Untuk menyesuaikan diri dengan bertambahnya frekuensi penerbangan dan jumlah penumpang, Pemerintah Pusat menilai bahwa wilayah DKI Jakarta dan sekitarnya sudah memerlukan bandara baru yang mampu menunjang kinerja Bandara Soekarno – Hatta yang sudah ada sekarang ini.Bandara lebih dari satu dalam sebuah kota sudah diterapkan di kota-kota di beberapa negara maju seperti London (Inggris), New York (Amerika Serikat), hingga Tokyo (Jepang). Untuk DKI Jakarta sendiri, idealnya daerah manakah sebaiknya lokasi bandara baru itu?

Direktur Kebandarudaraan Ditjen Perhubungan Udara Kementerian Perhubungan, Bambang Tjahjono memiliki pandangan bahwa idealnya bandara baru tersebut dibangun di daerah Karawang, Jawa Barat. Wilayah ini dipilih karena merujuk pada kajian awal oleh Japan International Cooperation Agency (JICA). “Jakarta perlu lebih dari satu bandara. Hasil studi JICA, yang paling ideal lokasinya adalah di Karawang, dekat Jatiluhur,” kata Bambang pada hari Senin (15/9) seperti dilansir detik.com.

Bambang lalu menjelaskan, kelanjutan pengembangan bandara baru ini tergantung kepada pemerintahan baru pimpinan Joko Widodo-Jusuf Kalla. Namun, meski keputusan pengembangannya tergantung pemerintahan baru, kajian tuntas atau feasibility study terhadap lokasi tersebut tetap dijalankan. Hasil feasibility study proyek bandara di Karawang itu sendiri ditargetkan akan keluar pada akhir tahun 2014. “Ini sedang dibuat oleh Tim JICA. Masterplan-nya selesai sebelum akhir tahun 2014, sedangkan keputusan jadi dibangun atau tidaknya menunggu pemerintahan baru,” jelas Bambang.

Berdasarkan konsep awal, bandara baru di Karawang akan dibangun berdasarkan konsep eco airport. Artinya meski ada bandara, pembangunan di kawasan tersebut tetap akan mengedepankan konsep bangunan yang ramah lingkungan. Proyek bandara itu sendiri akan dibangun melalui tiga tahap.
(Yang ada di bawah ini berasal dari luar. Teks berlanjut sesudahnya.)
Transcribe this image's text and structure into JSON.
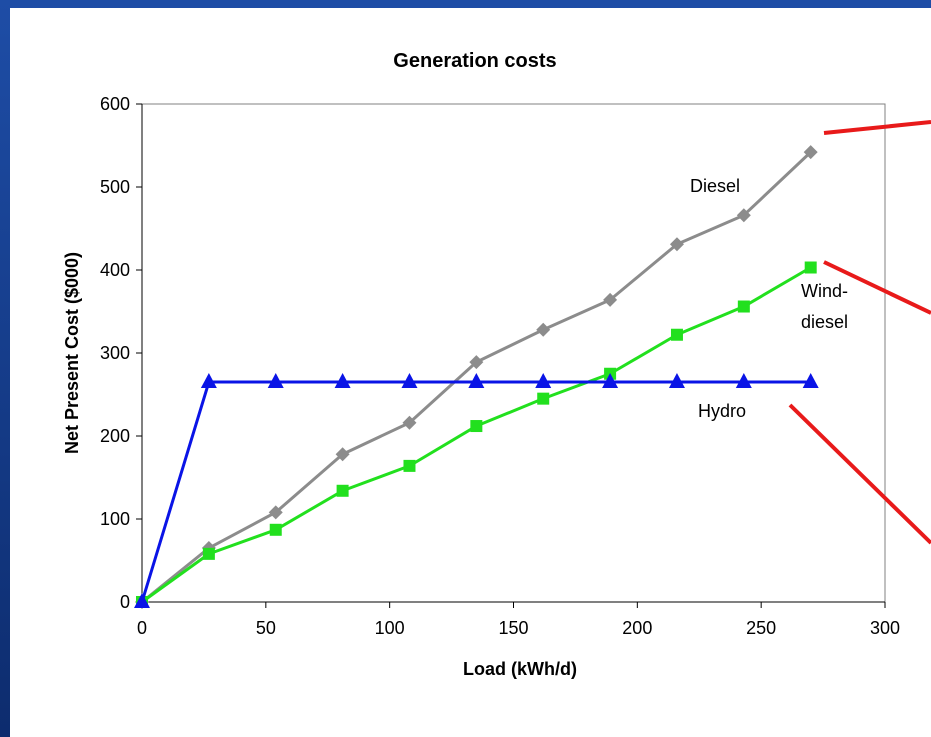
{
  "chart_data": {
    "type": "line",
    "title": "Generation costs",
    "xlabel": "Load (kWh/d)",
    "ylabel": "Net Present Cost ($000)",
    "xlim": [
      0,
      300
    ],
    "ylim": [
      0,
      600
    ],
    "xticks": [
      "0",
      "50",
      "100",
      "150",
      "200",
      "250",
      "300"
    ],
    "yticks": [
      "0",
      "100",
      "200",
      "300",
      "400",
      "500",
      "600"
    ],
    "grid": false,
    "legend": "none",
    "series": [
      {
        "name": "Diesel",
        "color": "#8c8c8c",
        "marker": "diamond",
        "x": [
          0,
          27,
          54,
          81,
          108,
          135,
          162,
          189,
          216,
          243,
          270
        ],
        "values": [
          0,
          65,
          108,
          178,
          216,
          289,
          328,
          364,
          431,
          466,
          542
        ]
      },
      {
        "name": "Wind-diesel",
        "label_lines": [
          "Wind-",
          "diesel"
        ],
        "color": "#22e01e",
        "marker": "square",
        "x": [
          0,
          27,
          54,
          81,
          108,
          135,
          162,
          189,
          216,
          243,
          270
        ],
        "values": [
          0,
          58,
          87,
          134,
          164,
          212,
          245,
          275,
          322,
          356,
          403
        ]
      },
      {
        "name": "Hydro",
        "color": "#0a14e6",
        "marker": "triangle",
        "x": [
          0,
          27,
          54,
          81,
          108,
          135,
          162,
          189,
          216,
          243,
          270
        ],
        "values": [
          0,
          265,
          265,
          265,
          265,
          265,
          265,
          265,
          265,
          265,
          265
        ]
      }
    ],
    "pointers_color": "#e81a1a"
  }
}
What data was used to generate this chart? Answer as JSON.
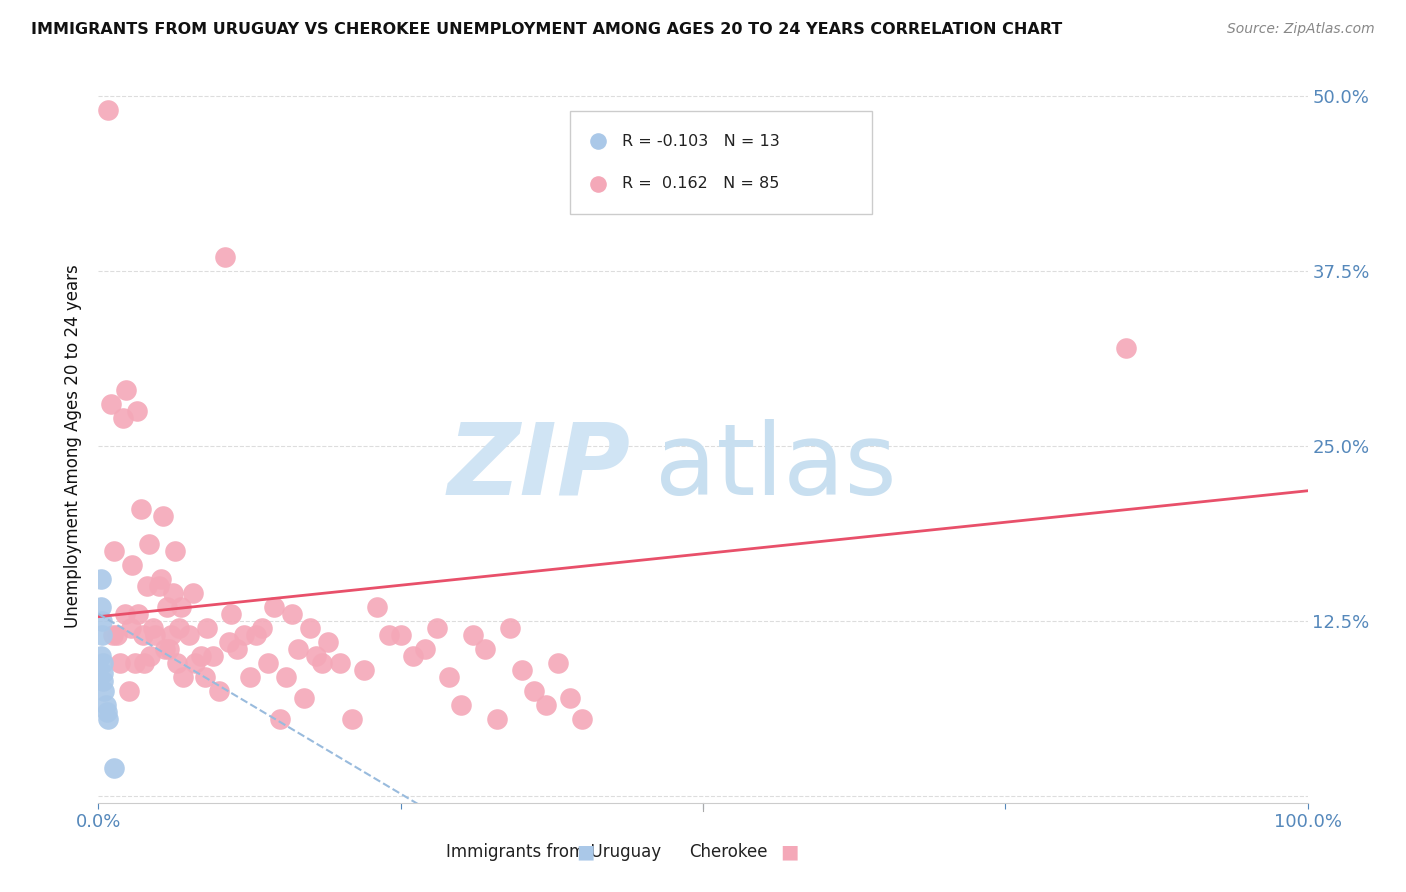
{
  "title": "IMMIGRANTS FROM URUGUAY VS CHEROKEE UNEMPLOYMENT AMONG AGES 20 TO 24 YEARS CORRELATION CHART",
  "source": "Source: ZipAtlas.com",
  "ylabel": "Unemployment Among Ages 20 to 24 years",
  "xlim": [
    0.0,
    1.0
  ],
  "ylim": [
    -0.005,
    0.505
  ],
  "yticks": [
    0.0,
    0.125,
    0.25,
    0.375,
    0.5
  ],
  "ytick_labels": [
    "",
    "12.5%",
    "25.0%",
    "37.5%",
    "50.0%"
  ],
  "xticks": [
    0.0,
    0.25,
    0.5,
    0.75,
    1.0
  ],
  "xtick_labels": [
    "0.0%",
    "",
    "",
    "",
    "100.0%"
  ],
  "watermark_text": "ZIPatlas",
  "watermark_color": "#cce0f0",
  "background_color": "#ffffff",
  "grid_color": "#dddddd",
  "title_color": "#111111",
  "axis_label_color": "#111111",
  "right_axis_color": "#5588bb",
  "blue_scatter_color": "#aac8e8",
  "pink_scatter_color": "#f4a8b8",
  "blue_line_color": "#99bbdd",
  "pink_line_color": "#e8506a",
  "legend_blue_label": "R = -0.103   N = 13",
  "legend_pink_label": "R =  0.162   N = 85",
  "legend_bottom_blue": "Immigrants from Uruguay",
  "legend_bottom_pink": "Cherokee",
  "blue_points_x": [
    0.002,
    0.002,
    0.002,
    0.003,
    0.003,
    0.004,
    0.004,
    0.004,
    0.005,
    0.006,
    0.007,
    0.008,
    0.013
  ],
  "blue_points_y": [
    0.155,
    0.135,
    0.1,
    0.125,
    0.115,
    0.095,
    0.088,
    0.082,
    0.075,
    0.065,
    0.06,
    0.055,
    0.02
  ],
  "pink_points_x": [
    0.008,
    0.01,
    0.012,
    0.013,
    0.015,
    0.018,
    0.02,
    0.022,
    0.023,
    0.025,
    0.027,
    0.028,
    0.03,
    0.032,
    0.033,
    0.035,
    0.037,
    0.038,
    0.04,
    0.042,
    0.043,
    0.045,
    0.047,
    0.05,
    0.052,
    0.053,
    0.055,
    0.057,
    0.058,
    0.06,
    0.062,
    0.063,
    0.065,
    0.067,
    0.068,
    0.07,
    0.075,
    0.078,
    0.08,
    0.085,
    0.088,
    0.09,
    0.095,
    0.1,
    0.105,
    0.108,
    0.11,
    0.115,
    0.12,
    0.125,
    0.13,
    0.135,
    0.14,
    0.145,
    0.15,
    0.155,
    0.16,
    0.165,
    0.17,
    0.175,
    0.18,
    0.185,
    0.19,
    0.2,
    0.21,
    0.22,
    0.23,
    0.24,
    0.25,
    0.26,
    0.27,
    0.28,
    0.29,
    0.3,
    0.31,
    0.32,
    0.33,
    0.34,
    0.35,
    0.36,
    0.37,
    0.38,
    0.39,
    0.4,
    0.85
  ],
  "pink_points_y": [
    0.49,
    0.28,
    0.115,
    0.175,
    0.115,
    0.095,
    0.27,
    0.13,
    0.29,
    0.075,
    0.12,
    0.165,
    0.095,
    0.275,
    0.13,
    0.205,
    0.115,
    0.095,
    0.15,
    0.18,
    0.1,
    0.12,
    0.115,
    0.15,
    0.155,
    0.2,
    0.105,
    0.135,
    0.105,
    0.115,
    0.145,
    0.175,
    0.095,
    0.12,
    0.135,
    0.085,
    0.115,
    0.145,
    0.095,
    0.1,
    0.085,
    0.12,
    0.1,
    0.075,
    0.385,
    0.11,
    0.13,
    0.105,
    0.115,
    0.085,
    0.115,
    0.12,
    0.095,
    0.135,
    0.055,
    0.085,
    0.13,
    0.105,
    0.07,
    0.12,
    0.1,
    0.095,
    0.11,
    0.095,
    0.055,
    0.09,
    0.135,
    0.115,
    0.115,
    0.1,
    0.105,
    0.12,
    0.085,
    0.065,
    0.115,
    0.105,
    0.055,
    0.12,
    0.09,
    0.075,
    0.065,
    0.095,
    0.07,
    0.055,
    0.32
  ]
}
Sesuai Perda No 19/2004 tentang RTRW Karawang, lokasi yang dipilih JICA sebagai tempat pembangunan bandara dicanangkan untuk perluasan kawasan industri. Lokasi yang dipilih JICA juga sebagian besar merupakan kawasan hutan milik Perum Perhutani di Karawang Selatan.

Saat ini, Pemerintah Provinsi DKI Jakarta memang memiliki wacana untuk membangun bandara baru di atas proyek giant sea wall. Bandara yang akan dibangun itu, rencananya, akan diberi nama Bandara Ali Sadikin. Namun, Pemprov DKI Jakarta belum membicarakan rencana ini dengan Kemenhub. “Belum pernah diajukan secara resmi dan belum pernah dikaji airspace capacity-nya dengan Bandara Soekarno-Hatta dan bandara-bandara lainnya sehingga belum bisa komentar,” kata Bambang.